Dan suatu tempat yang didalamya terdapat ruh Allah, Didalamnya mencerminkan sifat- sifat Allah maka hakikatnya adalah Masjid.Dan seorang ahli Sufi menjelaskan, Masjid terbesar adalah ada di Hatimu. Maksudnya jadikanlah hatimu seperti masjid yang dalam hati itu terdapat Ruh Allah.Hati yang didalamnya tidak terdapat zikrullah maka hakikatnya adalah makam, atau tempat kotor.

C. Pengertian Ruh Masjid

إِنَّمَا يَعْمُرُ مَسَاجِدَ اللهِ مَنْ ءَامَنَ بِاللهِ وَالْيَوْمِ الْأَخِرِ وَأَقَامَ الصَّلاَةَ وَأَتَى الزَّكَاةَ وَلَمْ يَخْشَ إِلاَّ اللهَ فَعَسَى أُولَئِكَ أَنْ يَكُوْنُوْا مِنَ الْمُهْتَدِيْنَ

“Sesungguhnya yang akan memakmurkan masjid Allah itu hanyalah orang-orang yang beriman kepada Allah dan hari kiamat, menunaikan shalat, mengeluarkan zakat dan ia tidak takut, kecuali hanya pada Allah. Mudah-mudahan mereka itu termasuk orang-orang yang diberi petunjuk”.

(QS. at Taubah/9:18)


Sahabat sebelumnya telah mebahas
Masjid dan Mushalla, kali ini masih membicarakan hal yang sama yaitu tentang masjid dengan artikel berjudul Menghadirkan Ruh Masjid
Sahabat Masyhur di kalangan muarrikhîn (sejarahwan Islam) bahwa pekerjaan pertama yang dilakukan Rasulullah SAW. sesampainya di negeri hijrah Madinah adalah  membangun masjid (Ibnu Hisyam II, hal.108), masjid yang disebut oleh Allah sebagai lamasjidun ussisa ‘alat taqwâ min awwali yaumin; yakni masjid yang didirikan atas dasar taqwa sejak hari pertama (QS. at Taubah/9:108).
Pembangunan masjid dengan segala pengertiannya, menjadi bagian terpenting dari strategi yang diterapkan rasulullah SAW. sebagai landasan pokok dalam membangun sebuah tatanan kehidupan masyarakat Islam di Madinah.
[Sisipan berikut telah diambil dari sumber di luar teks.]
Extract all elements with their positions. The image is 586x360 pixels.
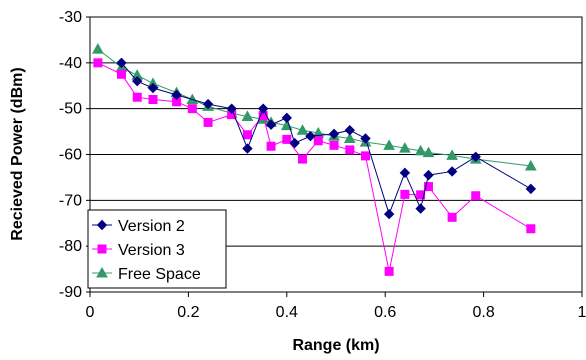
x-tick-label: 0.8 <box>472 304 494 321</box>
data-point-version-2 <box>171 89 182 101</box>
data-point-version-2 <box>446 166 458 177</box>
data-point-version-2 <box>470 151 481 162</box>
data-point-version-3 <box>423 182 433 192</box>
data-point-free-space <box>524 159 537 171</box>
data-point-version-2 <box>226 103 237 114</box>
data-point-version-3 <box>266 141 276 151</box>
data-point-version-2 <box>116 57 127 69</box>
legend-label: Free Space <box>118 266 201 283</box>
y-tick-label: -50 <box>59 101 82 118</box>
data-point-version-2 <box>399 167 411 179</box>
legend-item-version-3: Version 3 <box>92 242 185 259</box>
data-point-version-3 <box>187 104 197 114</box>
x-axis-ticks: 0 0.2 0.4 0.6 0.8 1 <box>86 292 586 321</box>
data-point-version-2 <box>423 169 434 181</box>
data-point-version-2 <box>305 130 316 142</box>
data-point-version-3 <box>400 189 410 199</box>
data-point-version-3 <box>93 58 103 68</box>
data-point-version-3 <box>242 130 252 140</box>
y-tick-label: -30 <box>59 9 82 26</box>
data-point-version-3 <box>313 136 323 146</box>
data-point-free-space <box>343 132 356 143</box>
legend-label: Version 3 <box>118 242 185 259</box>
data-point-version-3 <box>447 212 457 222</box>
data-point-version-3 <box>471 191 481 201</box>
y-axis-title: Recieved Power (dBm) <box>9 67 26 240</box>
data-point-free-space <box>414 144 427 156</box>
x-tick-label: 0.2 <box>177 304 199 321</box>
data-point-version-3 <box>298 154 308 164</box>
data-point-version-2 <box>242 143 253 154</box>
data-point-version-2 <box>147 82 159 94</box>
data-point-version-3 <box>345 145 355 155</box>
data-point-version-3 <box>148 95 158 104</box>
y-tick-label: -90 <box>59 284 82 301</box>
data-point-free-space <box>241 110 254 121</box>
data-point-version-2 <box>525 183 537 195</box>
x-tick-label: 0.4 <box>276 304 298 321</box>
data-point-version-3 <box>132 92 142 102</box>
series-line-free-space <box>97 48 531 167</box>
y-axis-ticks: -30 -40 -50 -60 -70 -80 -90 <box>59 9 90 301</box>
legend-item-free-space: Free Space <box>92 266 201 283</box>
data-point-version-2 <box>328 128 340 140</box>
x-tick-label: 0.6 <box>374 304 396 321</box>
series-version-2 <box>116 57 537 220</box>
y-tick-label: -40 <box>59 55 82 72</box>
x-tick-label: 1 <box>578 304 586 321</box>
data-point-version-2 <box>281 112 293 124</box>
legend-item-version-2: Version 2 <box>92 218 185 235</box>
data-point-version-2 <box>202 98 214 110</box>
data-point-version-2 <box>257 103 269 114</box>
x-axis-title: Range (km) <box>292 337 379 354</box>
data-point-version-3 <box>116 69 126 79</box>
data-point-version-2 <box>132 75 143 87</box>
data-point-free-space <box>446 149 458 160</box>
data-point-version-3 <box>384 266 394 276</box>
data-point-free-space <box>383 139 395 150</box>
data-point-free-space <box>296 124 309 135</box>
data-point-free-space <box>399 142 411 153</box>
data-point-free-space <box>422 146 435 158</box>
series-line-version-2 <box>121 62 532 216</box>
data-point-version-3 <box>329 140 339 150</box>
data-point-version-2 <box>360 133 371 144</box>
x-tick-label: 0 <box>86 304 95 321</box>
data-point-version-2 <box>289 137 300 149</box>
data-point-version-2 <box>265 119 277 130</box>
legend-label: Version 2 <box>118 218 185 235</box>
data-point-version-3 <box>282 134 292 144</box>
legend-marker <box>96 219 108 231</box>
y-tick-label: -80 <box>59 238 82 255</box>
legend: Version 2 Version 3 Free Space <box>87 209 227 289</box>
y-tick-label: -60 <box>59 147 82 164</box>
data-point-version-2 <box>415 203 426 214</box>
data-point-version-3 <box>203 117 213 127</box>
data-point-version-3 <box>361 151 371 161</box>
y-tick-label: -70 <box>59 192 82 209</box>
legend-marker <box>96 266 108 278</box>
data-point-version-2 <box>383 208 395 220</box>
data-point-version-2 <box>344 125 355 136</box>
data-point-version-3 <box>526 224 536 234</box>
series-layer <box>92 43 537 276</box>
data-point-version-3 <box>416 190 426 200</box>
legend-marker <box>97 244 107 254</box>
data-point-free-space <box>92 43 104 54</box>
Adapun hal-hal yang menjadi penyangga berdirinya tatanan masyarakat Islam itu sendiri (da’âimul mujtama’ al Islâmî), menurut Musthafa ‘Abdul Wâhid dalam Al Mujtama’ al Islâmînya, antara lain: al ukhuwwah (persaudaraan), al musâwah (persamaan), al hurriyyah (kebebasan/ kemerdekaan) dan at takâful (saling menanggung).
Menurut Ahmat semua penyangga tatanan masyarakat muslim seperti telah disebutkan di atas, sesungguhnya bisa ditumbuhkan melalui masjid. Karena itulah, tiang pertama yang Rasulullah pancangkan di hari pertama beliau menginjakan kakinya di negeri Madinah adalah bangunan masjid, baru kemudian menanamkan benih persaudaraan diantara mereka lalu membuat perjanjian (dustur / undang-undang) yang mengatur tata kehidupan mereka. (lihat al Buthi:269). Dan jika kita kaji, ternyata dua item terakhir merupakan implikasi atau buah dari nilai-nilai luhur yang dibangun melalui media masjid.
Sebelum megakhiri tulisan ini, teringat salah satu komentar Ibnu Katsir ketika membahas QS. at Taubah 9:18. di atas dengan mengutip sebuah Hadits Rasulullah SAW :

إِذَا رَأَيْتُمُ الرَّجُلَ يَعْتَادُ الْمَسْجِدَ فَاشْهَدُوْا لَهُ بِالِإِيْمَانِ  - رواه أحمد عن أبي سعيد الخدري

Apabila kalian melihat orang yang sering menyengajakan diri datang ke masjid, maka persaksikanlah keimanannya” (HR. Ahmad dari Abû Sa’îd al Khudri RA.).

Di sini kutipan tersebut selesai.